Monday 30 March 2009

It's got cold

So, while the rest of the world heads into Spring, here we head into Autumn and last night it got cooooold. I have to admit having the opposite seasons still weirds me out -- a bit. It isn't so much that Christmas dinner was on the barbecue -- I did grow up in Florida, after all -- or that it will be cold in June. My body, however, seems to expect the seasons to go backwards rather than to be opposite. That's to say, instead of Spring-Summer-Autumn-Winter just being shoved along 6 months, I physically expect Winter-Autumn-Summer-Spring.

Does it matter, you might ask. Well, for some things I do, like woolwork and canning, yes. Some of you will know from hurried emails saying, "I'll have to get back to you, I'm up to my elbows in plums," that I discovered canning IN A BIG WAY this year. If it stood still for too long, it got canned. My enthusiasm for canning stems not only from having enough time for the first time years to do such things, but finally a sense of I'm here for the long run, or at least long enough to get through, oh, 54 jars of tomato sauce. PLUS the fact that I will do almost anything to avoid entering Publix, Winn Dixie, Sainsbury's, Tesco's or their vile Latin American equivalent Vea.

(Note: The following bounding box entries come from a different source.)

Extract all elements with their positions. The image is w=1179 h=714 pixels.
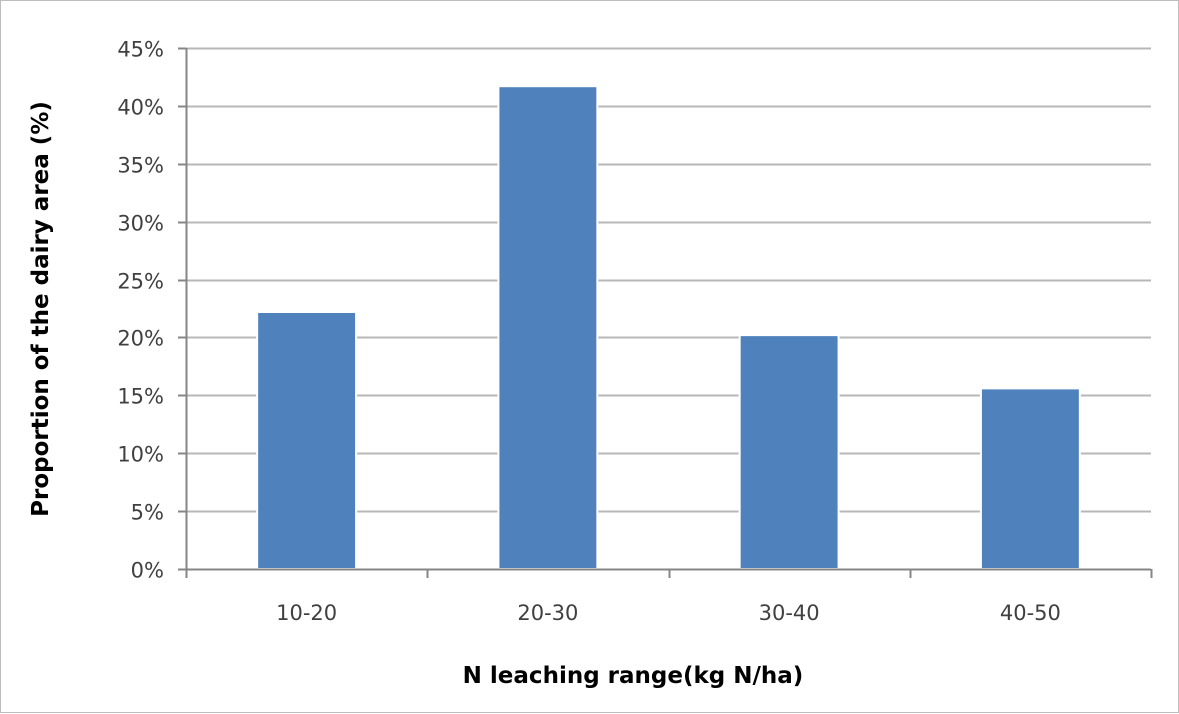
bars: [256, 85, 1081, 570]
y-tick-label: 30%: [117, 212, 164, 236]
y-tick-label: 0%: [131, 559, 164, 583]
axes: [178, 47, 1153, 578]
y-tick-label: 15%: [117, 385, 164, 409]
bar-10-20: [256, 310, 358, 570]
x-tick-label: 40-50: [1000, 601, 1061, 625]
y-tick-label: 25%: [117, 270, 164, 294]
bar-20-30: [497, 85, 599, 570]
y-tick-label: 45%: [117, 38, 164, 62]
bar-40-50: [979, 387, 1081, 570]
bar-30-40: [738, 334, 840, 570]
y-tick-label: 40%: [117, 96, 164, 120]
y-tick-label: 10%: [117, 443, 164, 467]
x-tick-label: 10-20: [276, 601, 337, 625]
x-tick-label: 20-30: [517, 601, 578, 625]
y-tick-label: 5%: [131, 501, 164, 525]
y-axis-title: Proportion of the dairy area (%): [28, 101, 54, 517]
y-tick-labels: 0% 5% 10% 15% 20% 25% 30% 35% 40% 45%: [117, 38, 164, 583]
y-tick-label: 35%: [117, 154, 164, 178]
x-tick-labels: 10-20 20-30 30-40 40-50: [276, 601, 1061, 625]
x-axis-title: N leaching range(kg N/ha): [463, 663, 804, 689]
y-tick-label: 20%: [117, 327, 164, 351]
x-tick-label: 30-40: [759, 601, 820, 625]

I hadn't fully cottoned on to this canning lark until I figured out that if I grew it, made it, dried it or canned it, I didn't have to confront miles and miles of neon-lit, wasteful superabundance to agonise over which one of a dozen brands to buy of peaches, or figs, or olives, or plum jam, say, at more than twice the price, with who-knows-what kind of added ingredients, in throwaway packaging. Obvious to some, a revolution to me. Though my grandmother in Germany did this every year, and there was a cellarful of produce whenever we went to visit. But that's another discussion about just how much historic knowledge we lose every time we gain new ways of doing things....

Returning to the seasons... having arrived just as Springtime arrived, and then physically expecting Winter, rather than Summer, I didn't get my head around harvesting and canning until very late in the season. And, at the same time, I didn't happen upon the llamas until relatively late in the summer (February) so I was doing a Autumn/Winter task of spinning at the end of Summer when I realised that if I didn't stop spinning, I wasn't going to get any canning done. Aaaaargh. Confused? I was!

So, with a lot of help from my friend Isabel, who is the Queen of all things Canned, I've now got a few shelves of jam and fruit and sauces and one rather inspired glass of figs and almonds in rum (from an Italian recipe I found online) which will, it seems, be just perfect for my birthday in late April, when it will be cool, rather than balmy (go figure!) and we'll be in Valle Grande.


I'll post again soon, but as I have two translations due and should pack up the rest of my things in anticipation of the move to Valle Grande, I'd better get going!